Dahası, Çin gibi kıtanın bazı yeni ortakları demokrasi ve iyi yönetişim standartlarının geliştirilmesine önem vermezken, aralarında Afrika'da sömürgecilik geçmişi de bulunan küresel aktörler de çıkarları gereği Afrika ülkelerindeki otokrat yöneticileri desteklemeye devam ediyor.  
 

AFP.jpg
Fransa Cumhurbaşkanı Emmanuel Macron'un 2019 yılındaki Cibuti ziyareti / Fotoğraf: Ludovic Marin/AFP


Kısır döngü kırılır mı?

Bu çerçeveden baktığımızda Afrika ülkelerinde demokrasinin gelişmesinin önünde ciddi engeller bulunduğunu, hatta bu engellerin birbirini besleyerek bir kısır döngü oluşturduğunu söyleyebiliriz. 

Neo-patrimonyalizm, bekçi devlet ve "etnik" aidiyetler etrafında örgülenen kamu kaynaklarının paylaşımına dayalı rekabet, sadece bu kaynakların etkin kullanımını engellemekle kalmıyor; toplumun tüm kesimlerinin ortak çıkarlar etrafında bir araya gelmesine ve demokratik standartların gelişiminde de mâni oluyor. 

Bu durumda ülke dışından gelecek olası bir demokrasi desteğini de ya anlamsızlaşıyor veya ters etki meydana getirmesine yol açıyor.

Çok sayıda Afrika ülkesinde cari bu kısır döngünün ne zaman ve ne şekilde kırılabileceği henüz bir belirsizliğini koruyor. 
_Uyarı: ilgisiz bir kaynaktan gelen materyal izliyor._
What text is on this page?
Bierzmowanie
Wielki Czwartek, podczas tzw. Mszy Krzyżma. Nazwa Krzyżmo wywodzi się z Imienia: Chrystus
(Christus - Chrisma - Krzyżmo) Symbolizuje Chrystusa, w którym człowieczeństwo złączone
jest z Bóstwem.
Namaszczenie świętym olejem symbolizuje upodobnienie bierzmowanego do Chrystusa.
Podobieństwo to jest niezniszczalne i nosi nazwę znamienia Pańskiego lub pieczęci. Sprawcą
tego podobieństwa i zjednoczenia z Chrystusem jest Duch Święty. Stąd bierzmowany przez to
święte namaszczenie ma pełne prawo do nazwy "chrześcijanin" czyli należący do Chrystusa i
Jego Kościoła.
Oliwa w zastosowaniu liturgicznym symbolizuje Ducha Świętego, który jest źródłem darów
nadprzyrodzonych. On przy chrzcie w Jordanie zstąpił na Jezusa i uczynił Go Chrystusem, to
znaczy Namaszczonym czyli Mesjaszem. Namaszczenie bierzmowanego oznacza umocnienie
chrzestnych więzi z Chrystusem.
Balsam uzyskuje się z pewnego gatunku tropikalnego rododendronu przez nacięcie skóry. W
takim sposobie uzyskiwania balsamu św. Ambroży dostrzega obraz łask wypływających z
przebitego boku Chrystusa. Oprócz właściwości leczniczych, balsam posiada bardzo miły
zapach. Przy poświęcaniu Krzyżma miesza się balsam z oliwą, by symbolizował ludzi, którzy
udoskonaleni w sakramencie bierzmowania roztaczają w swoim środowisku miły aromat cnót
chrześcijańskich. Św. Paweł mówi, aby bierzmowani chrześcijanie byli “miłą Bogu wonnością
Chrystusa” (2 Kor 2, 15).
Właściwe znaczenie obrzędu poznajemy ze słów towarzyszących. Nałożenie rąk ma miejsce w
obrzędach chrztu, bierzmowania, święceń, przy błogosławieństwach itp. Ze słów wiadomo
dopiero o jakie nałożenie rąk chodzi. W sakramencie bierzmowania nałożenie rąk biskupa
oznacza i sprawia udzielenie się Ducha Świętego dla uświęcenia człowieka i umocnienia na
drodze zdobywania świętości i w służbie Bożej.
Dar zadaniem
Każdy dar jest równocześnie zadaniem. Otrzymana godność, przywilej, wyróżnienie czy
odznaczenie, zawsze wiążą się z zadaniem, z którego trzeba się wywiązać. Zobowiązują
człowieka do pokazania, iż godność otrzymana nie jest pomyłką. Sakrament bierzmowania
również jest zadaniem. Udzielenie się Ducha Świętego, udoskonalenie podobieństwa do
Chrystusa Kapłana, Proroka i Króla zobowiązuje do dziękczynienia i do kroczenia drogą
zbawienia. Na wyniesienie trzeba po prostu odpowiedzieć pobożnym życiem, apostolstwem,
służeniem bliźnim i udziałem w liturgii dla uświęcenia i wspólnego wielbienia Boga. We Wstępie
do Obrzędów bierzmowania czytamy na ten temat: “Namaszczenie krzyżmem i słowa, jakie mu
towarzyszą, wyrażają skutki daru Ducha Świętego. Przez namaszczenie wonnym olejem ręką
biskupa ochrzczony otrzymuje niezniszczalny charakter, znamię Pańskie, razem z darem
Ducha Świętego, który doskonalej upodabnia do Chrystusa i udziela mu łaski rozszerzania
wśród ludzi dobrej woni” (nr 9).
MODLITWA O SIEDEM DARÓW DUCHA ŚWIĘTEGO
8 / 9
Ancak, bunun için gerekli ön şartlar arasında öncelikle, hukuk devleti ve güçler ayrılığı ilkesinin hayata geçirilmesi ile, insan hak ve hürriyetlerinin teminat altına alınması yer alıyor. 

Buna ilaveten, Hollanda asıllı siyaset bilimci Arend Lijphart'ın önerileri arasında bulunan toplumdaki tüm kesimlerin yönetimde söz sahibi olmasının sağlanması, bu kesimlerin tamamının devlet kadrolarında adil temsil edileceği bir sistemin oluşturulması, ayrıca azınlık olan gruplara önemli kanun ve düzenlemeleri veto yetkisi verilmesini zikretmek gerekiyor. 
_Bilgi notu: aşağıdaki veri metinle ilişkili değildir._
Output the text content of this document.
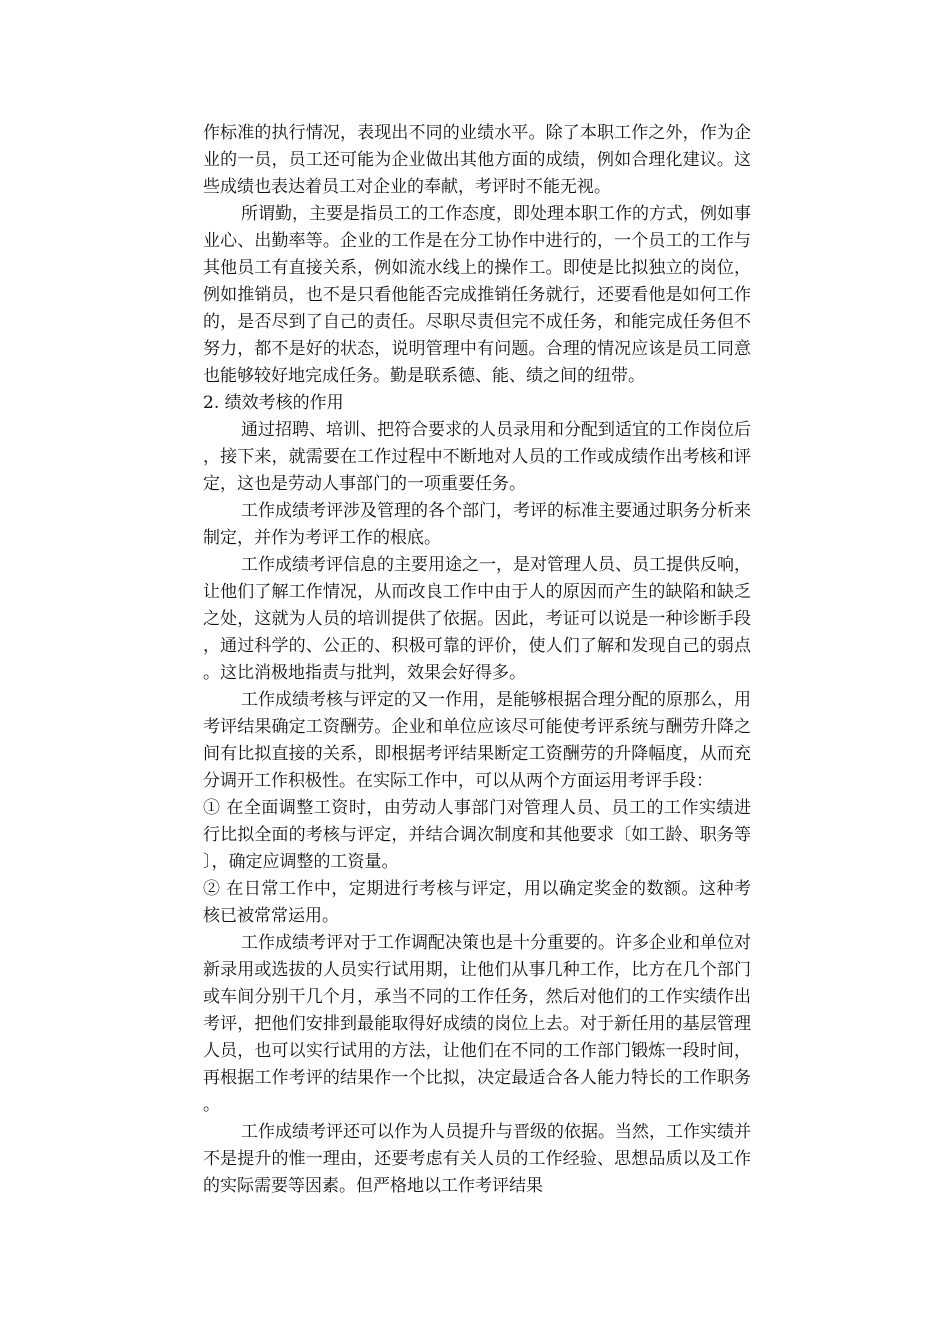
作标准的执行情况，表现出不同的业绩水平。除了本职工作之外，作为企业的一员，员工还可能为企业做出其他方面的成绩，例如合理化建议。这些成绩也表达着员工对企业的奉献，考评时不能无视。

所谓勤，主要是指员工的工作态度，即处理本职工作的方式，例如事业心、出勤率等。企业的工作是在分工协作中进行的，一个员工的工作与其他员工有直接关系，例如流水线上的操作工。即使是比拟独立的岗位，例如推销员，也不是只看他能否完成推销任务就行，还要看他是如何工作的，是否尽到了自己的责任。尽职尽责但完不成任务，和能完成任务但不努力，都不是好的状态，说明管理中有问题。合理的情况应该是员工同意也能够较好地完成任务。勤是联系德、能、绩之间的纽带。

2. 绩效考核的作用

通过招聘、培训、把符合要求的人员录用和分配到适宜的工作岗位后，接下来，就需要在工作过程中不断地对人员的工作或成绩作出考核和评定，这也是劳动人事部门的一项重要任务。

工作成绩考评涉及管理的各个部门，考评的标准主要通过职务分析来制定，并作为考评工作的根底。

工作成绩考评信息的主要用途之一，是对管理人员、员工提供反响，让他们了解工作情况，从而改良工作中由于人的原因而产生的缺陷和缺乏之处，这就为人员的培训提供了依据。因此，考证可以说是一种诊断手段，通过科学的、公正的、积极可靠的评价，使人们了解和发现自己的弱点。这比消极地指责与批判，效果会好得多。

工作成绩考核与评定的又一作用，是能够根据合理分配的原那么，用考评结果确定工资酬劳。企业和单位应该尽可能使考评系统与酬劳升降之间有比拟直接的关系，即根据考评结果断定工资酬劳的升降幅度，从而充分调开工作积极性。在实际工作中，可以从两个方面运用考评手段：

① 在全面调整工资时，由劳动人事部门对管理人员、员工的工作实绩进行比拟全面的考核与评定，并结合调次制度和其他要求〔如工龄、职务等〕，确定应调整的工资量。

② 在日常工作中，定期进行考核与评定，用以确定奖金的数额。这种考核已被常常运用。

工作成绩考评对于工作调配决策也是十分重要的。许多企业和单位对新录用或选拔的人员实行试用期，让他们从事几种工作，比方在几个部门或车间分别干几个月，承当不同的工作任务，然后对他们的工作实绩作出考评，把他们安排到最能取得好成绩的岗位上去。对于新任用的基层管理人员，也可以实行试用的方法，让他们在不同的工作部门锻炼一段时间，再根据工作考评的结果作一个比拟，决定最适合各人能力特长的工作职务。

工作成绩考评还可以作为人员提升与晋级的依据。当然，工作实绩并不是提升的惟一理由，还要考虑有关人员的工作经验、思想品质以及工作的实际需要等因素。但严格地以工作考评结果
Nitekim Afrika'da demokrasi standardı yüksek olarak addedilen Morityus ve Somaliland'da toplumu oluşturan farklı kesimlerin bir sistem dahilinde yönetime katılımının sağlandığı gerçeğini akılda tutmak icap ediyor. 
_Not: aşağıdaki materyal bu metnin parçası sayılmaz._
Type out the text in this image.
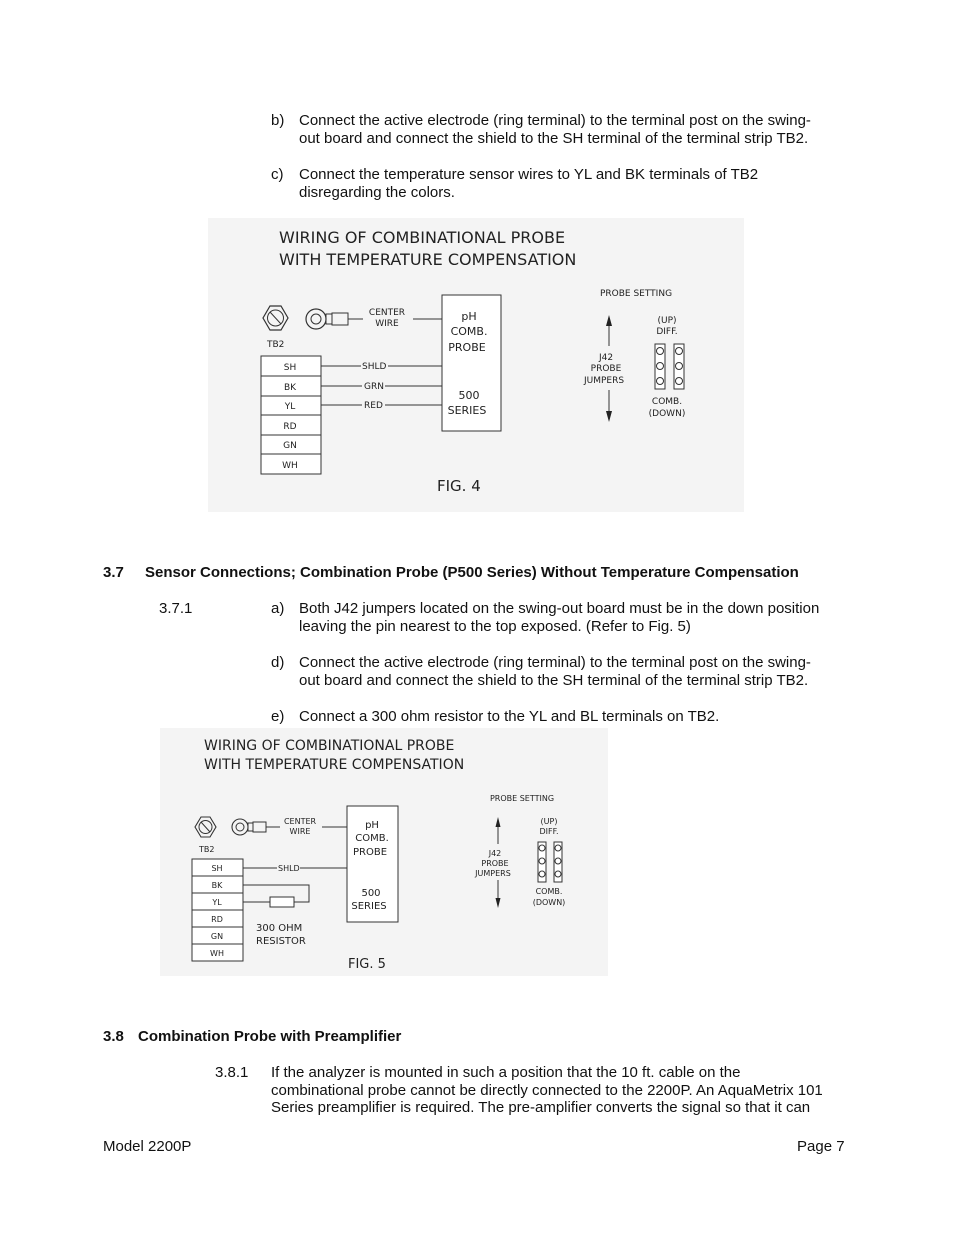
b) Connect the active electrode (ring terminal) to the terminal post on the swing-
out board and connect the shield to the SH terminal of the terminal strip TB2.
c) Connect the temperature sensor wires to YL and BK terminals of TB2
disregarding the colors.
WIRING OF COMBINATIONAL PROBE
WITH TEMPERATURE COMPENSATION
TB2
CENTER
WIRE
SH
BK
YL
RD
GN
WH
SHLD
GRN
RED
pH
COMB.
PROBE
500
SERIES
PROBE SETTING
J42
PROBE
JUMPERS
(UP)
DIFF.
COMB.
(DOWN)
FIG. 4
3.7 Sensor Connections; Combination Probe (P500 Series) Without Temperature Compensation
3.7.1	a) Both J42 jumpers located on the swing-out board must be in the down position
leaving the pin nearest to the top exposed. (Refer to Fig. 5)
d) Connect the active electrode (ring terminal) to the terminal post on the swing-
out board and connect the shield to the SH terminal of the terminal strip TB2.
e) Connect a 300 ohm resistor to the YL and BL terminals on TB2.
WIRING OF COMBINATIONAL PROBE
WITH TEMPERATURE COMPENSATION
TB2
CENTER
WIRE
SH
BK
YL
RD
GN
WH
SHLD
300 OHM
RESISTOR
pH
COMB.
PROBE
500
SERIES
PROBE SETTING
J42
PROBE
JUMPERS
(UP)
DIFF.
COMB.
(DOWN)
FIG. 5
3.8 Combination Probe with Preamplifier
3.8.1 If the analyzer is mounted in such a position that the 10 ft. cable on the
combinational probe cannot be directly connected to the 2200P. An AquaMetrix 101
Series preamplifier is required. The pre-amplifier converts the signal so that it can
Model 2200P	Page 7
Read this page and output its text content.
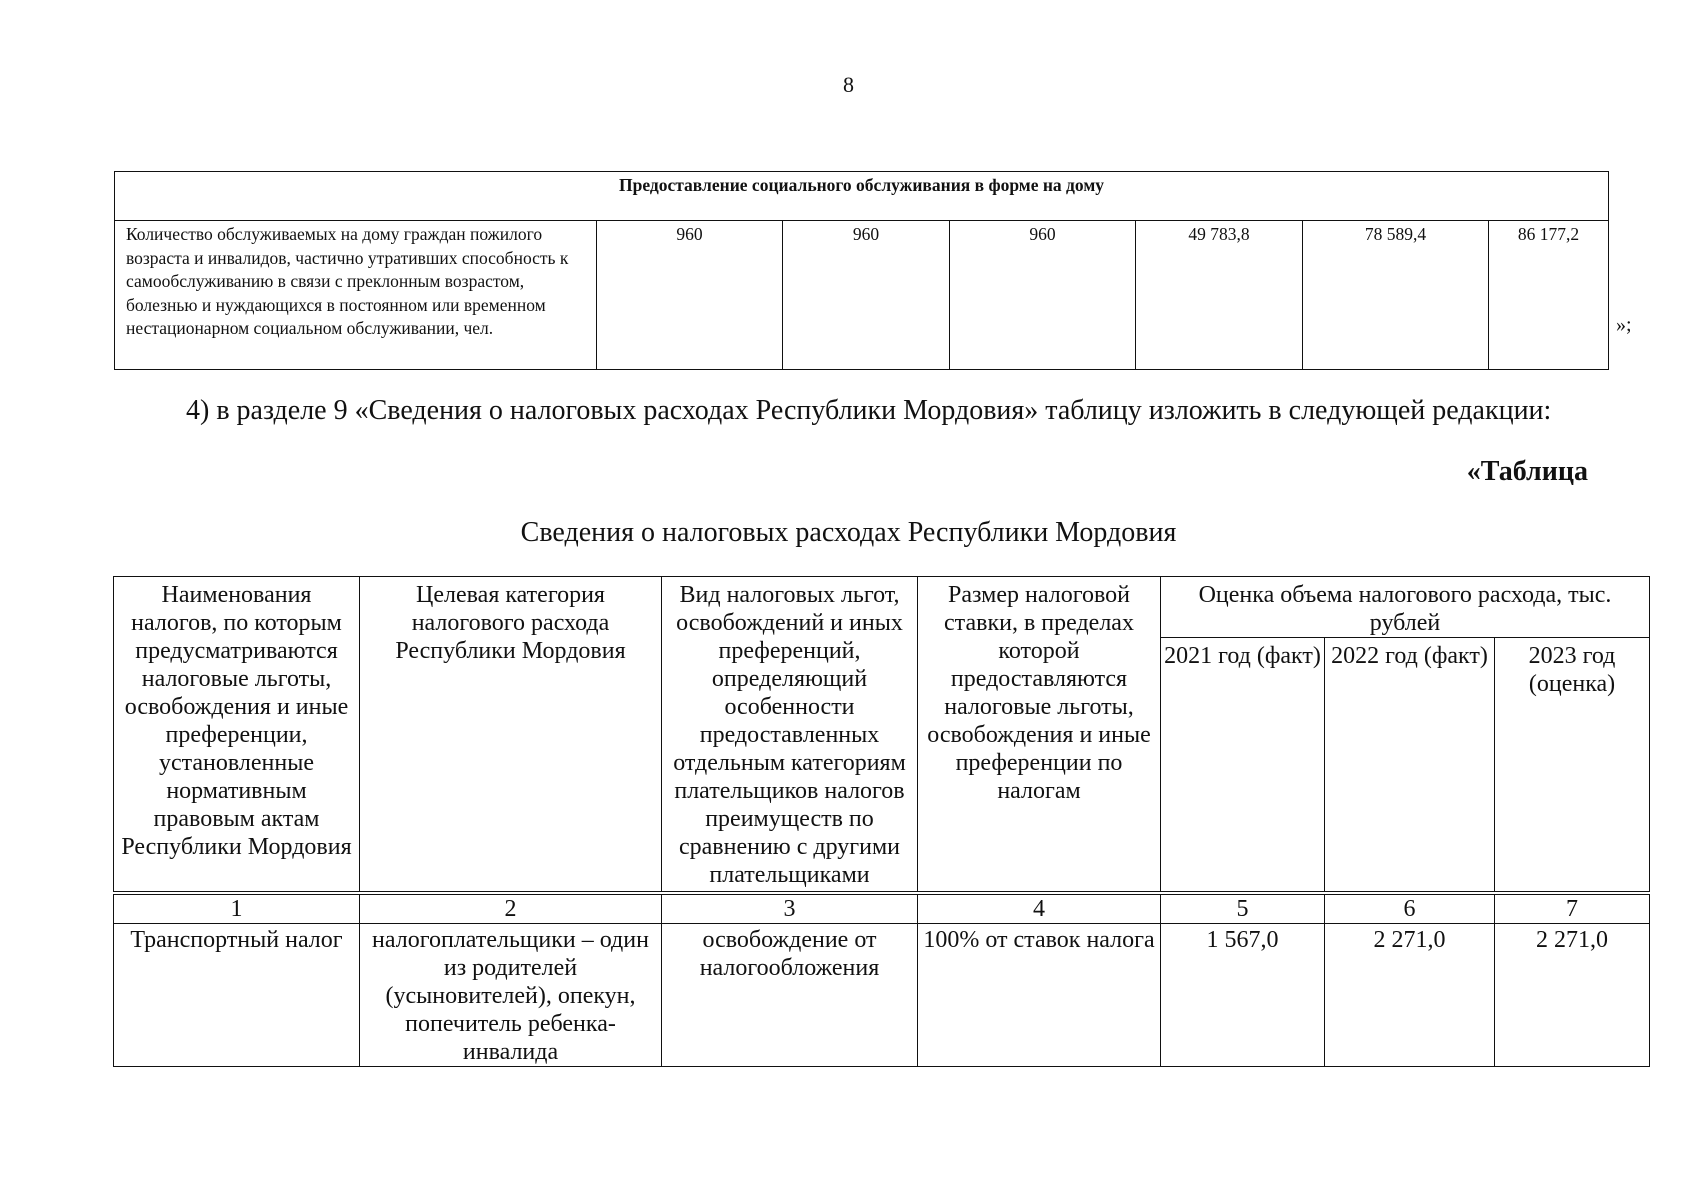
8
Предоставление социального обслуживания в форме на дому
Количество обслуживаемых на дому граждан пожилого возраста и инвалидов, частично утративших способность к самообслуживанию в связи с преклонным возрастом, болезнью и нуждающихся в постоянном или временном нестационарном социальном обслуживании, чел.	960	960	960	49 783,8	78 589,4	86 177,2
»;
4) в разделе 9 «Сведения о налоговых расходах Республики Мордовия» таблицу изложить в следующей редакции:
«Таблица
Сведения о налоговых расходах Республики Мордовия
Наименования налогов, по которым предусматриваются налоговые льготы, освобождения и иные преференции, установленные нормативным правовым актам Республики Мордовия	Целевая категория налогового расхода Республики Мордовия	Вид налоговых льгот, освобождений и иных преференций, определяющий особенности предоставленных отдельным категориям плательщиков налогов преимуществ по сравнению с другими плательщиками	Размер налоговой ставки, в пределах которой предоставляются налоговые льготы, освобождения и иные преференции по налогам	Оценка объема налогового расхода, тыс. рублей		
				2021 год (факт)	2022 год (факт)	2023 год (оценка)

1	2	3	4	5	6	7
Транспортный налог	налогоплательщики – один из родителей (усыновителей), опекун, попечитель ребенка-инвалида	освобождение от налогообложения	100% от ставок налога	1 567,0	2 271,0	2 271,0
Her halükarda demokrasi arayışının sürekli ve ısrarla sürdürülmesi gereken bir mücadele olduğunu gözönünde bulundurarak, yazının başında aktardığımız anekdottaki yoksul adam gibi ümitli olmayı ve enseyi karartmamayı gerektiriyor. 

 

 

*Bu makalede yer alan fikirler yazara aittir ve Independent Türkçe'nin editöryal politikasını yansıtmayabilir.